Jared scanned the surrounding rooftops. There was nothing to be seen now, of course, and the adjoining houses offered an escape route any cracksman or hoist artist could use as easily as his own back stairs. He went back down leaving the footman on the roof with the promise of relief in an hour or so.

Lord Northam had a chair next to the scullery door and was mopping his face with what looked like a dishcloth as he talked in a loud voice to his wife through the door. ‘Anything?’ he barked at Jared.

‘No. They knocked out the sweep and he and the boy saw nothing. My regrets for my curtness just now, my lord.’ The old man grunted an acceptance of the apology. ‘We need a rota of watchmen on the roof,’ Jared said. ‘I doubt they will try the same trick again, but I cannot rely on them not attempting something even more dangerous next time.’ He moved past the red-faced Viscount and tapped on the door. ‘Guinevere?

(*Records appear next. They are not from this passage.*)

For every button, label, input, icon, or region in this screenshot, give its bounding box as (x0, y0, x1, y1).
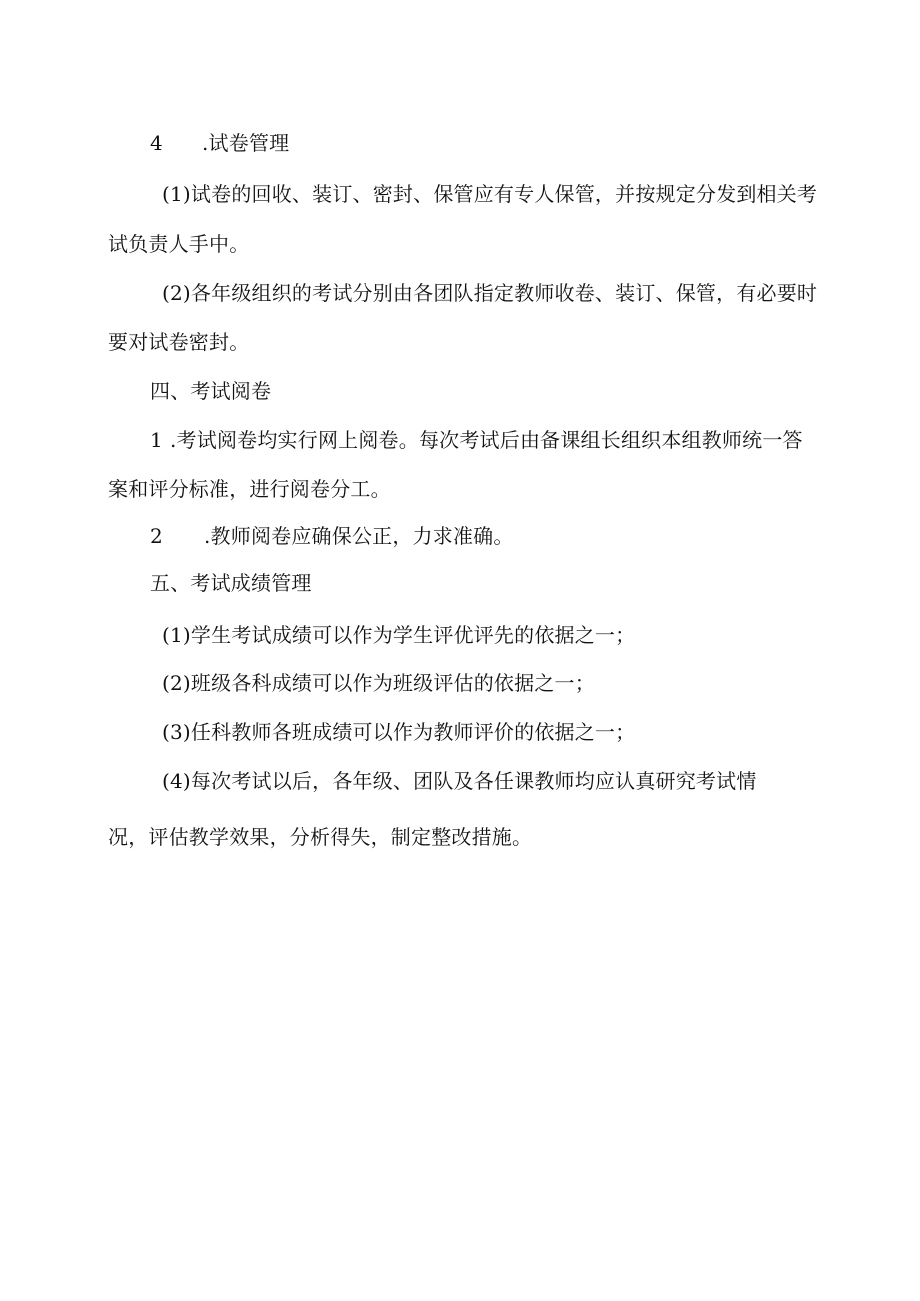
paragraph-4-2-line-1: (2)各年级组织的考试分别由各团队指定教师收卷、装订、保管，有必要时 (162, 281, 818, 305)
item-1-number: 1 (150, 428, 163, 452)
item-2-text: .教师阅卷应确保公正，力求准确。 (204, 524, 514, 548)
paragraph-5-4-line-2: 况，评估教学效果，分析得失，制定整改措施。 (108, 825, 533, 849)
paragraph-5-1: (1)学生考试成绩可以作为学生评优评先的依据之一； (162, 623, 636, 647)
section-four-heading: 四、考试阅卷 (150, 379, 272, 403)
paragraph-5-3: (3)任科教师各班成绩可以作为教师评价的依据之一； (162, 720, 636, 744)
item-2-number: 2 (150, 524, 163, 548)
item-1-text: .考试阅卷均实行网上阅卷。每次考试后由备课组长组织本组教师统一答 (170, 428, 803, 452)
paragraph-4-1-line-1: (1)试卷的回收、装订、密封、保管应有专人保管，并按规定分发到相关考 (162, 182, 818, 206)
paragraph-4-1-line-2: 试负责人手中。 (108, 232, 250, 256)
paragraph-5-2: (2)班级各科成绩可以作为班级评估的依据之一； (162, 671, 595, 695)
item-1-line-1 (150, 426, 803, 454)
item-1-line-2: 案和评分标准，进行阅卷分工。 (108, 477, 391, 501)
section-4-heading (150, 129, 289, 157)
section-4-title: .试卷管理 (202, 131, 290, 155)
section-4-number: 4 (150, 131, 163, 155)
paragraph-4-2-line-2: 要对试卷密封。 (108, 330, 250, 354)
paragraph-5-4-line-1: (4)每次考试以后，各年级、团队及各任课教师均应认真研究考试情 (162, 769, 757, 793)
item-2 (150, 522, 514, 550)
section-five-heading: 五、考试成绩管理 (150, 571, 312, 595)
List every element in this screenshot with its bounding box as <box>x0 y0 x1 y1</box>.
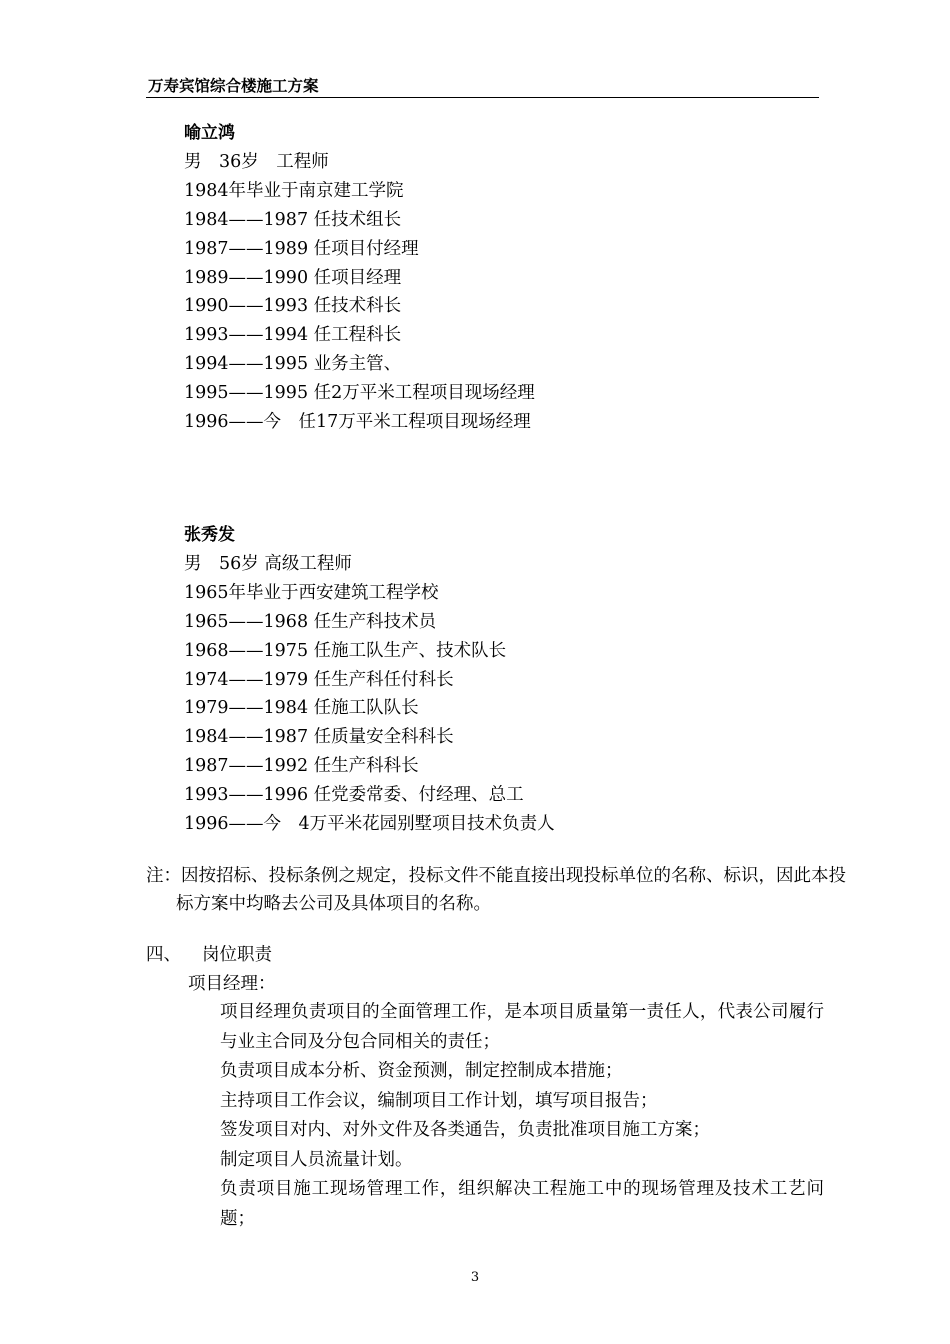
bio-line: 1990——1993 任技术科长 <box>184 296 402 317</box>
bio-line: 1989——1990 任项目经理 <box>184 267 402 288</box>
page-number: 3 <box>470 1270 480 1285</box>
bio-line: 1974——1979 任生产科任付科长 <box>184 669 454 690</box>
bio-name: 张秀发 <box>184 525 235 545</box>
bio-line: 1994——1995 业务主管、 <box>184 354 402 375</box>
duty-item: 负责项目成本分析、资金预测，制定控制成本措施； <box>220 1061 623 1081</box>
bio-line: 1987——1989 任项目付经理 <box>184 238 419 259</box>
bio-name: 喻立鸿 <box>184 123 235 143</box>
bio-line: 1984年毕业于南京建工学院 <box>184 180 404 201</box>
section-title: 岗位职责 <box>202 945 272 965</box>
bio-line: 男 36岁 工程师 <box>184 152 329 172</box>
header-divider <box>146 97 819 98</box>
duty-list <box>220 998 824 1234</box>
bio-yu-lihong <box>184 119 535 437</box>
duty-item: 签发项目对内、对外文件及各类通告，负责批准项目施工方案； <box>220 1120 710 1140</box>
bio-line: 男 56岁 高级工程师 <box>184 554 352 574</box>
bio-line: 1968——1975 任施工队生产、技术队长 <box>184 640 507 661</box>
bio-line: 1996——今 4万平米花园别墅项目技术负责人 <box>184 814 555 835</box>
bio-line: 1984——1987 任质量安全科科长 <box>184 727 454 748</box>
section-heading <box>146 940 272 970</box>
section-number: 四、 <box>146 945 181 965</box>
project-manager-heading: 项目经理： <box>188 974 276 994</box>
bio-line: 1965年毕业于西安建筑工程学校 <box>184 582 439 603</box>
bio-line: 1995——1995 任2万平米工程项目现场经理 <box>184 383 535 404</box>
duty-item: 负责项目施工现场管理工作，组织解决工程施工中的现场管理及技术工艺问题； <box>220 1179 824 1229</box>
duty-item: 制定项目人员流量计划。 <box>220 1149 413 1170</box>
bio-line: 1979——1984 任施工队队长 <box>184 698 419 719</box>
duty-item: 项目经理负责项目的全面管理工作，是本项目质量第一责任人，代表公司履行与业主合同及分包合同相关的责任； <box>220 1002 824 1052</box>
bio-line: 1996——今 任17万平米工程项目现场经理 <box>184 412 531 433</box>
bio-line: 1987——1992 任生产科科长 <box>184 756 419 777</box>
bio-line: 1984——1987 任技术组长 <box>184 209 402 230</box>
anonymity-note: 注：因按招标、投标条例之规定，投标文件不能直接出现投标单位的名称、标识，因此本投标方案中均略去公司及具体项目的名称。 <box>146 866 846 914</box>
bio-line: 1993——1994 任工程科长 <box>184 325 402 346</box>
duty-item: 主持项目工作会议，编制项目工作计划，填写项目报告； <box>220 1090 658 1111</box>
bio-line: 1993——1996 任党委常委、付经理、总工 <box>184 785 524 806</box>
bio-zhang-xiufa <box>184 521 555 839</box>
bio-line: 1965——1968 任生产科技术员 <box>184 611 437 632</box>
document-header-title: 万寿宾馆综合楼施工方案 <box>148 77 319 95</box>
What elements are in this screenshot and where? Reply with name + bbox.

This is Jared Hunt. Unlock the door please.’

She emerged, soot-smudged, dishevelled and with one arm round the shoulders of a snivelling boy. ‘Run along to Cook, Sammy, and tell her I said you were to have milk and plum cake. My dear, are you all right? The shock and the exertion – ’

‘It is not I who sustained the shock, Guinnie, my love. Are you certain you are not hurt?’ The Viscount was patting his wife’s hand as he studied her face.

‘Quite certain. That is entirely thanks to Mr Hunt who threw me very neatly behind the sofa.’

Jared left them to their mutual reassurance and climbed back to the sitting room to survey the damage, dragging his mind away from the all-too vivid memory of just how Lady Northam had felt under him after that neat throw. There had been a faint question in his mind right from the moment the explosion occurred, but securing the house had not allowed him to ponder it. Now he stood in the middle of the room and studied the charred hole in the hearthrug. Strange. Very strange indeed.